The laws of this dictatorship are many, varied, and ever-changing. They are phoenix-like in their ability to rise from the ashes of my attempts to overthrow them. They are like a hydra - cut of one head, and two more grow. (The laws, not my children. I have never even attempted to lop off a child's head, I promise!)
If you could all just bear with me, I'd like to share some of the Bear's laws with you.
- Mummy, you work for me. Never forget that. If I want you, you must, repeat must, be at my beck and call. Instantly. No selfish unpacking of the dishwasher, or making of beds. I'm in charge here, Mummy, and I call the shots.
- Climbing is fun, Mummy, and I, Pu Yi Last Emperor, have a God-given right to climb wheresover and whensoever I choose. If that's onto the kitchen bench, so be it.
- Water is fun. Running water is more fun. I may, at any time, turn on any tap I like. I do not have to tell you about this. In fact, it's an awful lot more fun if I don't. The sensation of running water can and will be reproduced by the judicious or otherwise tipping out of any and all beverages. I'm aware that I may dehydrate if I don't drink said beverages, but that is not my concern. You are the mother; this worry is yours alone.
- Daytime sleeps are the preserve of the weak and feeble. I will retire to my cot during the day for the sole purpose of playing with my toy phone, reading a couple of books, throwing said phone and books out of my cot when I've had enough (3 minutes will usually suffice), rocking the cot until you are sure it will fall over, screaming and doing a poo. When you get me up, I will be cranky through lack of sleep. Again, Mummy, not my concern.
- Sitting at the table is boring and pointless. In my dictatorship, food is to be eaten either a) whilst on the move, or, and preferably b) from someone else's - ie your, Mummy - plate.
- The TV should always be on. I will ask for Bob, because it's the only one I can say, but you should be aware that Bob can also mean Tweenies, Wiggles or RazzleDazzle. Bob can also, and I do think this is self-explanatory, mean the text-bar on Fox Sport News. You will know immediately which programme I want to watch. You are, after all, the Mummy.

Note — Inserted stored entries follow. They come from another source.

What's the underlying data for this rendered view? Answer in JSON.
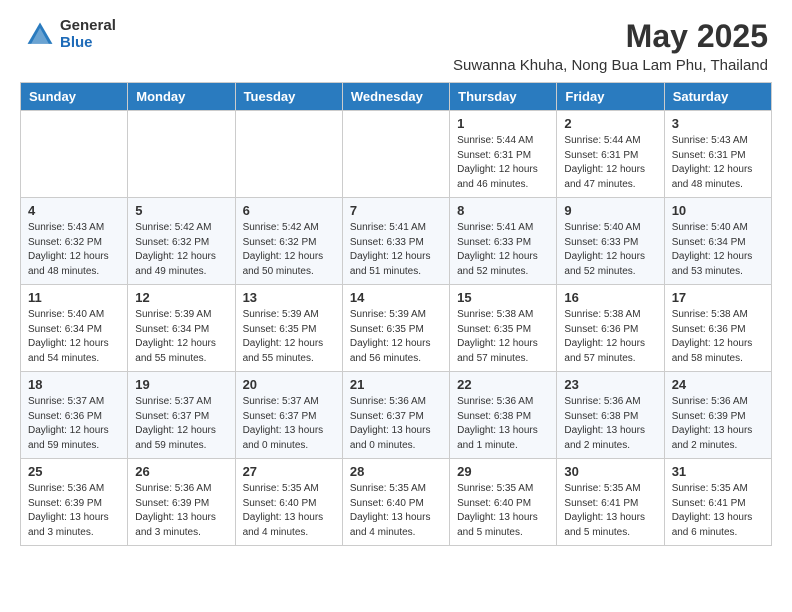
{
  "header": {
    "logo_general": "General",
    "logo_blue": "Blue",
    "title": "May 2025",
    "subtitle": "Suwanna Khuha, Nong Bua Lam Phu, Thailand"
  },
  "days_of_week": [
    "Sunday",
    "Monday",
    "Tuesday",
    "Wednesday",
    "Thursday",
    "Friday",
    "Saturday"
  ],
  "weeks": [
    [
      {
        "num": "",
        "info": ""
      },
      {
        "num": "",
        "info": ""
      },
      {
        "num": "",
        "info": ""
      },
      {
        "num": "",
        "info": ""
      },
      {
        "num": "1",
        "info": "Sunrise: 5:44 AM\nSunset: 6:31 PM\nDaylight: 12 hours\nand 46 minutes."
      },
      {
        "num": "2",
        "info": "Sunrise: 5:44 AM\nSunset: 6:31 PM\nDaylight: 12 hours\nand 47 minutes."
      },
      {
        "num": "3",
        "info": "Sunrise: 5:43 AM\nSunset: 6:31 PM\nDaylight: 12 hours\nand 48 minutes."
      }
    ],
    [
      {
        "num": "4",
        "info": "Sunrise: 5:43 AM\nSunset: 6:32 PM\nDaylight: 12 hours\nand 48 minutes."
      },
      {
        "num": "5",
        "info": "Sunrise: 5:42 AM\nSunset: 6:32 PM\nDaylight: 12 hours\nand 49 minutes."
      },
      {
        "num": "6",
        "info": "Sunrise: 5:42 AM\nSunset: 6:32 PM\nDaylight: 12 hours\nand 50 minutes."
      },
      {
        "num": "7",
        "info": "Sunrise: 5:41 AM\nSunset: 6:33 PM\nDaylight: 12 hours\nand 51 minutes."
      },
      {
        "num": "8",
        "info": "Sunrise: 5:41 AM\nSunset: 6:33 PM\nDaylight: 12 hours\nand 52 minutes."
      },
      {
        "num": "9",
        "info": "Sunrise: 5:40 AM\nSunset: 6:33 PM\nDaylight: 12 hours\nand 52 minutes."
      },
      {
        "num": "10",
        "info": "Sunrise: 5:40 AM\nSunset: 6:34 PM\nDaylight: 12 hours\nand 53 minutes."
      }
    ],
    [
      {
        "num": "11",
        "info": "Sunrise: 5:40 AM\nSunset: 6:34 PM\nDaylight: 12 hours\nand 54 minutes."
      },
      {
        "num": "12",
        "info": "Sunrise: 5:39 AM\nSunset: 6:34 PM\nDaylight: 12 hours\nand 55 minutes."
      },
      {
        "num": "13",
        "info": "Sunrise: 5:39 AM\nSunset: 6:35 PM\nDaylight: 12 hours\nand 55 minutes."
      },
      {
        "num": "14",
        "info": "Sunrise: 5:39 AM\nSunset: 6:35 PM\nDaylight: 12 hours\nand 56 minutes."
      },
      {
        "num": "15",
        "info": "Sunrise: 5:38 AM\nSunset: 6:35 PM\nDaylight: 12 hours\nand 57 minutes."
      },
      {
        "num": "16",
        "info": "Sunrise: 5:38 AM\nSunset: 6:36 PM\nDaylight: 12 hours\nand 57 minutes."
      },
      {
        "num": "17",
        "info": "Sunrise: 5:38 AM\nSunset: 6:36 PM\nDaylight: 12 hours\nand 58 minutes."
      }
    ],
    [
      {
        "num": "18",
        "info": "Sunrise: 5:37 AM\nSunset: 6:36 PM\nDaylight: 12 hours\nand 59 minutes."
      },
      {
        "num": "19",
        "info": "Sunrise: 5:37 AM\nSunset: 6:37 PM\nDaylight: 12 hours\nand 59 minutes."
      },
      {
        "num": "20",
        "info": "Sunrise: 5:37 AM\nSunset: 6:37 PM\nDaylight: 13 hours\nand 0 minutes."
      },
      {
        "num": "21",
        "info": "Sunrise: 5:36 AM\nSunset: 6:37 PM\nDaylight: 13 hours\nand 0 minutes."
      },
      {
        "num": "22",
        "info": "Sunrise: 5:36 AM\nSunset: 6:38 PM\nDaylight: 13 hours\nand 1 minute."
      },
      {
        "num": "23",
        "info": "Sunrise: 5:36 AM\nSunset: 6:38 PM\nDaylight: 13 hours\nand 2 minutes."
      },
      {
        "num": "24",
        "info": "Sunrise: 5:36 AM\nSunset: 6:39 PM\nDaylight: 13 hours\nand 2 minutes."
      }
    ],
    [
      {
        "num": "25",
        "info": "Sunrise: 5:36 AM\nSunset: 6:39 PM\nDaylight: 13 hours\nand 3 minutes."
      },
      {
        "num": "26",
        "info": "Sunrise: 5:36 AM\nSunset: 6:39 PM\nDaylight: 13 hours\nand 3 minutes."
      },
      {
        "num": "27",
        "info": "Sunrise: 5:35 AM\nSunset: 6:40 PM\nDaylight: 13 hours\nand 4 minutes."
      },
      {
        "num": "28",
        "info": "Sunrise: 5:35 AM\nSunset: 6:40 PM\nDaylight: 13 hours\nand 4 minutes."
      },
      {
        "num": "29",
        "info": "Sunrise: 5:35 AM\nSunset: 6:40 PM\nDaylight: 13 hours\nand 5 minutes."
      },
      {
        "num": "30",
        "info": "Sunrise: 5:35 AM\nSunset: 6:41 PM\nDaylight: 13 hours\nand 5 minutes."
      },
      {
        "num": "31",
        "info": "Sunrise: 5:35 AM\nSunset: 6:41 PM\nDaylight: 13 hours\nand 6 minutes."
      }
    ]
  ]
}
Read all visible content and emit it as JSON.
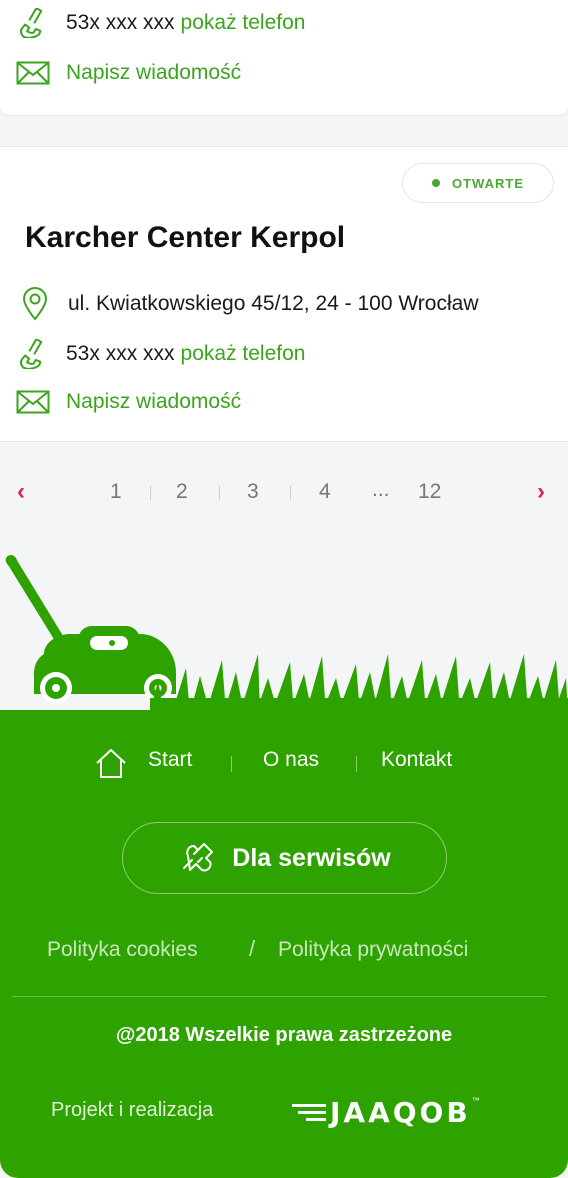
{
  "top_card": {
    "phone_masked": "53x xxx xxx",
    "phone_link": "pokaż telefon",
    "message_link": "Napisz wiadomość"
  },
  "main_card": {
    "status_badge": "OTWARTE",
    "name": "Karcher Center Kerpol",
    "address": "ul. Kwiatkowskiego 45/12, 24 - 100 Wrocław",
    "phone_masked": "53x xxx xxx",
    "phone_link": "pokaż telefon",
    "message_link": "Napisz wiadomość"
  },
  "pagination": {
    "prev": "‹",
    "next": "›",
    "pages": [
      "1",
      "2",
      "3",
      "4",
      "...",
      "12"
    ]
  },
  "footer": {
    "nav": [
      "Start",
      "O nas",
      "Kontakt"
    ],
    "service_button": "Dla serwisów",
    "policy_cookies": "Polityka cookies",
    "policy_sep": "/",
    "policy_privacy": "Polityka prywatności",
    "copyright": "@2018 Wszelkie prawa zastrzeżone",
    "credit": "Projekt i realizacja",
    "logo_text": "JAAQOB",
    "logo_tm": "™"
  },
  "colors": {
    "accent_green": "#3aa51c",
    "footer_bg": "#2ea300",
    "arrow_red": "#d9264a"
  }
}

- Books are ok, but they are to be read my way. I shall hold your pointer finger tightly, touch each object in the picture, and you shall tell me what it is. If it is a banana, I may tell you what it is. But don't count on it.
- Toys are for throwing. Enough said.
- Unless they are for sliding down the TV screen.
- Your arms are always to be free for carrying me. I won't want to be carried, of course, but I must know that, should I wish it, your arms are free.
- I will behave perfectly for my therapists. For you, Mummy, not so much.
- My right shoe must always be put on first, or I think my feet might fall off. Or the sky might fall in. Or something, but it's important, Mummy, so make sure you remember.
- When taking the Gig to school, we must always go the same way, even if the road is closed for 8 weeks due to roadworks. Ignore this law at your peril: my scream is even more shrill in the car.
- Running is my preferred method of transport. And I run fast, and I have no sense of danger. Just be aware of this, Mummy.
- Holding hands is outlawed. Don't even try it. It is my right to lie down in the middle of the road should any and all hand-holding be attempted.
- Kissing is tolerated, but my preferred way of communicating affection is to press my forehead very hard against yours. It may hurt you, but I like it, and I'm the dictator here.
- You may not hug Daddy or the Gig. At all, ever.
- Last (for now), but most important of all, you will love me so much that you feel like your heart will break from it.
These laws may be harsh and draconian, but you know what? The Dictator is so very, very worth it.
PS, sorry about the lack of photos recently, but there's a gremlin in my pictures folder, and I don't know how to get it out. I tried showing it "Bright lights! Bright lights!" but it didn't work.